Though some inclusive studies -- typically overhyped in the press -- have suggested that cell phones may have some bearing on brain cancer rates, the National Cancer Institute is doing a poor job of scaring American if that is its aim. In a Q & A on the topic posted on its website, the National Cancer Institute notes:

Interphone researchers reported that, overall, cell phone users have no increased risk for two of the most common types of brain tumor?glioma and meningioma. In addition, they found no evidence of increasing risk with progressively increasing number of calls, longer call time, or years since beginning cell phone use. For the small proportion of study participants who reported spending the most total time on cell phone calls, there was some increased risk of glioma, but the researchers considered this finding inconclusive.

This goes on and on, but Limbaugh has never been one to let facts get in the way of his agenda.

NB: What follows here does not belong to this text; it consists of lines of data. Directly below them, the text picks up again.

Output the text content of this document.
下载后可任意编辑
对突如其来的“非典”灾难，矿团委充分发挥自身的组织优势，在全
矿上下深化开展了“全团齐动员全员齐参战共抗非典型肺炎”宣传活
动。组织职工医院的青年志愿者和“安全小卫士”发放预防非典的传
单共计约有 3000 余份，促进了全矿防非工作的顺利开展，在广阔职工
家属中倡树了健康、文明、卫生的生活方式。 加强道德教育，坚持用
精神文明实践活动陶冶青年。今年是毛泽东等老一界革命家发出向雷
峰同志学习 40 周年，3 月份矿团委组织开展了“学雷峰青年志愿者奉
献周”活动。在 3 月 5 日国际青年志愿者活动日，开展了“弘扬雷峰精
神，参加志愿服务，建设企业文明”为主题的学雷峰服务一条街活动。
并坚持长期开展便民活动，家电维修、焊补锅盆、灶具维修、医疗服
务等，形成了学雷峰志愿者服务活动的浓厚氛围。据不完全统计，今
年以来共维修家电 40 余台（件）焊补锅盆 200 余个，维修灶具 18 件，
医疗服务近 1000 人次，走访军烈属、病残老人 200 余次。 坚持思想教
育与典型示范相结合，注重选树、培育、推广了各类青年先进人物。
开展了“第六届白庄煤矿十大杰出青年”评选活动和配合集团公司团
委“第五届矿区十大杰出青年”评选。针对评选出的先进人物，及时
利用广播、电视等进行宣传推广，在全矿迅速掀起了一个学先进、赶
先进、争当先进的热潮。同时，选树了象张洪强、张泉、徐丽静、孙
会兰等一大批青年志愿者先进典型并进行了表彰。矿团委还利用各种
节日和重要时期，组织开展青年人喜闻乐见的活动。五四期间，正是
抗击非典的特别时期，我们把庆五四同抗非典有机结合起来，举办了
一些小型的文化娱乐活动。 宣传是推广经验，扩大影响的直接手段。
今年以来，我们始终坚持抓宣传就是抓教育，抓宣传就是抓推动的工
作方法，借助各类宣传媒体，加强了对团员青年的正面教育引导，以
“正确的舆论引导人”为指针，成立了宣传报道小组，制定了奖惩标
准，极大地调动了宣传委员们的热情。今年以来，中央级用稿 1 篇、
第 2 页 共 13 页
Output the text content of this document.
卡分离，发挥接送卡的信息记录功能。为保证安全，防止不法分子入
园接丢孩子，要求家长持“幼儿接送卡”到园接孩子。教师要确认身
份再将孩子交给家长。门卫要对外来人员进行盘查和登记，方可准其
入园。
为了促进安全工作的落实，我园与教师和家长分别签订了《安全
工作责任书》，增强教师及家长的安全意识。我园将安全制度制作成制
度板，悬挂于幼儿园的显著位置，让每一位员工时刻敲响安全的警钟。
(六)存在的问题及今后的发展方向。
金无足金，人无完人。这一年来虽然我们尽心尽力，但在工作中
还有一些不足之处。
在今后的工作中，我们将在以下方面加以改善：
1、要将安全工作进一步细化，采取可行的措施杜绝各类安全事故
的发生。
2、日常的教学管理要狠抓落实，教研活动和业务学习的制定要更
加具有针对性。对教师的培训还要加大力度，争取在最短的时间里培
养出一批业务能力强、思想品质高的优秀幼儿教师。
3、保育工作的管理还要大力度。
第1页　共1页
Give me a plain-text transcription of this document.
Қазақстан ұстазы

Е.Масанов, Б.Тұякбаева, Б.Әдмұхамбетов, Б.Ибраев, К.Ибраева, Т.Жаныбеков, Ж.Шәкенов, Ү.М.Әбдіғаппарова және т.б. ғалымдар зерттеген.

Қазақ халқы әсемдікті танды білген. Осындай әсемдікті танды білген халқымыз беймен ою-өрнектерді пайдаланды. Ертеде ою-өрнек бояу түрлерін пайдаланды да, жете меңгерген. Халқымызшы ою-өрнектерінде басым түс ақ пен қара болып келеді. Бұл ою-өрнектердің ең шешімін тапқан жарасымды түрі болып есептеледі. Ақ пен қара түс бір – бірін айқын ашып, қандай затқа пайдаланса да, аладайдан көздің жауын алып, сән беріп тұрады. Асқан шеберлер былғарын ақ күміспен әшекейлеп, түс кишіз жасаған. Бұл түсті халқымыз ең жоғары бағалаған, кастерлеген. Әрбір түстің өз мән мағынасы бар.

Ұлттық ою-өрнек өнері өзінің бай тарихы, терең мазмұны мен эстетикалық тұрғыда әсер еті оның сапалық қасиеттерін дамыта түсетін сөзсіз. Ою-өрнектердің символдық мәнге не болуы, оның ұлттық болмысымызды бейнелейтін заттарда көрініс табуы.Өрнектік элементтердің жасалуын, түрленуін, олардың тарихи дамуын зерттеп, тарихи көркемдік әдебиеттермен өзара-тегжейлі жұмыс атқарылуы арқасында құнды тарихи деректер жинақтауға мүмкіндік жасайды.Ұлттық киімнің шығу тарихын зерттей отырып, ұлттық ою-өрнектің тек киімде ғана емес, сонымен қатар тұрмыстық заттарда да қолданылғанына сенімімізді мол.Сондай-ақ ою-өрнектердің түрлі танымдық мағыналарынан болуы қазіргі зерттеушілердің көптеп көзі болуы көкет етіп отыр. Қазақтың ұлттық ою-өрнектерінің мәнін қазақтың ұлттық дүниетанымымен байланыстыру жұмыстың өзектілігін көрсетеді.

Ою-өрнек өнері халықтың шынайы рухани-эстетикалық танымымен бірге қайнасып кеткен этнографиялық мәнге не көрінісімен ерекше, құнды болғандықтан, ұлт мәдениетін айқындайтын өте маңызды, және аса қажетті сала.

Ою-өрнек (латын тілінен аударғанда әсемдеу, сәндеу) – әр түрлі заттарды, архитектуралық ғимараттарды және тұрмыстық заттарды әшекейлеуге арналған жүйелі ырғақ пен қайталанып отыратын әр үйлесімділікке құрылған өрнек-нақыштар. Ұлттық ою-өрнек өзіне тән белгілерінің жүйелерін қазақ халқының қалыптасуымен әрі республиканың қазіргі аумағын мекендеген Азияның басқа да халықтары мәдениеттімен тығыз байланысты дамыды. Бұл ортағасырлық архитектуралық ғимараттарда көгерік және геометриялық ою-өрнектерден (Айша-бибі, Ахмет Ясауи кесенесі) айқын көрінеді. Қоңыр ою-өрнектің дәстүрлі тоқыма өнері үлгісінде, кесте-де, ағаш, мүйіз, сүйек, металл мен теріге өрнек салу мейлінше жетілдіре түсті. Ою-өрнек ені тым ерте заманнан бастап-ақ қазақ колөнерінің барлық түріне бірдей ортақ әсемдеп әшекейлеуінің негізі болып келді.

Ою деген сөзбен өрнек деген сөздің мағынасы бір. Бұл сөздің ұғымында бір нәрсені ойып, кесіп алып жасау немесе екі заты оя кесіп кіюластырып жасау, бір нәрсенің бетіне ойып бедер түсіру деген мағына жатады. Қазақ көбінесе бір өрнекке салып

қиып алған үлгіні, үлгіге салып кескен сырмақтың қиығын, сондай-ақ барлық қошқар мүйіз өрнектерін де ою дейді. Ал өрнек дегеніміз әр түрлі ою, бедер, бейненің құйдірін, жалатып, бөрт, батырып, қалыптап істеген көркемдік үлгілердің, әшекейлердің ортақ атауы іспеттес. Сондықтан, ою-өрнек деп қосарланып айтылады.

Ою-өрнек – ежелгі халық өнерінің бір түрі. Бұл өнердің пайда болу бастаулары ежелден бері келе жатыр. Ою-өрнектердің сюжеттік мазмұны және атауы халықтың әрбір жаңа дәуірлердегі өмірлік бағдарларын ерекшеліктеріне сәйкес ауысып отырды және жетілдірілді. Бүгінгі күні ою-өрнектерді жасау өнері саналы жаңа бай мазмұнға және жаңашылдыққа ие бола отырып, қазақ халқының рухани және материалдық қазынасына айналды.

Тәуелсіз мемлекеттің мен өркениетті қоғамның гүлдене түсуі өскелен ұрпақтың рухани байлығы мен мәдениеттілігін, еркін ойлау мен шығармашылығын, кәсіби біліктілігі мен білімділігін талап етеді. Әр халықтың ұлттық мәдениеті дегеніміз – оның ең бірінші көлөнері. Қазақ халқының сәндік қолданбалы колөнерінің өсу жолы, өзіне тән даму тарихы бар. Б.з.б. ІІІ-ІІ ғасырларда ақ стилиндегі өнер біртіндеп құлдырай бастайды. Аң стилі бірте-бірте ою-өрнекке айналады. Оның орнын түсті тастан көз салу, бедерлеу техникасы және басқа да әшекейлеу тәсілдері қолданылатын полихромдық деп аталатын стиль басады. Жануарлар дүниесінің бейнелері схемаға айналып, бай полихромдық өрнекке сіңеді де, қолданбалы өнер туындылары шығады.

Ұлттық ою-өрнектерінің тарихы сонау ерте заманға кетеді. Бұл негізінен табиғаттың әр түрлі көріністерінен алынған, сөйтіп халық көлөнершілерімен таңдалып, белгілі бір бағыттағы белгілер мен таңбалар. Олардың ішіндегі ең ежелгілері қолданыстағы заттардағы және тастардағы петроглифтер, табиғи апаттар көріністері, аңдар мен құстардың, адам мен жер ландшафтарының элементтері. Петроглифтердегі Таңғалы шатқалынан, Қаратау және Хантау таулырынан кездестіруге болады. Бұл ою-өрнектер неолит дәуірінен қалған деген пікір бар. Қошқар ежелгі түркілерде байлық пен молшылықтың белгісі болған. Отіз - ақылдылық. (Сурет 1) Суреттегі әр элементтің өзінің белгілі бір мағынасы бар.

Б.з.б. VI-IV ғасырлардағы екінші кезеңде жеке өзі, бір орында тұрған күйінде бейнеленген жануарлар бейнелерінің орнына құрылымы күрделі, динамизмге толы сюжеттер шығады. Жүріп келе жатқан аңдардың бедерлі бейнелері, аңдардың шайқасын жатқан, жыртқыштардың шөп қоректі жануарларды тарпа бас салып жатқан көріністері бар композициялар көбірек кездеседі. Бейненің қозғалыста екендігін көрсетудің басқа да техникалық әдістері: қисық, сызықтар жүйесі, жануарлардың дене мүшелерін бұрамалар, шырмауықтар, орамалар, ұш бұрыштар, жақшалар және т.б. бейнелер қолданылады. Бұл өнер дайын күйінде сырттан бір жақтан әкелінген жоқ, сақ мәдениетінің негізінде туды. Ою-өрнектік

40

In this case, that led him to conclude that distracted driving regulations are a slippery slope to Stalin-style dictatorship:

Cell phones, like automobiles, are a singular expression and illustration of unlimited freedom. Cell phones allow people to organize, people of similar viewpoints, plan meetings and so forth, to, say, oppose the government. Totalitarian states, authoritarian states, statists wish to limit the communicative abilities of the population as much as possible. Look at the old Soviet Union. How much news do you think there is in North Korea? How much real news do you think there is in communist China? How much news is there in Cuba?  To authoritarian statist regimes, the free flow of information is the greatest threat to their existence.

Perhaps the half-million people injured each year by distracted drivers, or the friends and families of the 6,000 people killed each year by distracted drivers, may want to exercise their freedom as Americans to tell Limbaugh that he’s dead wrong.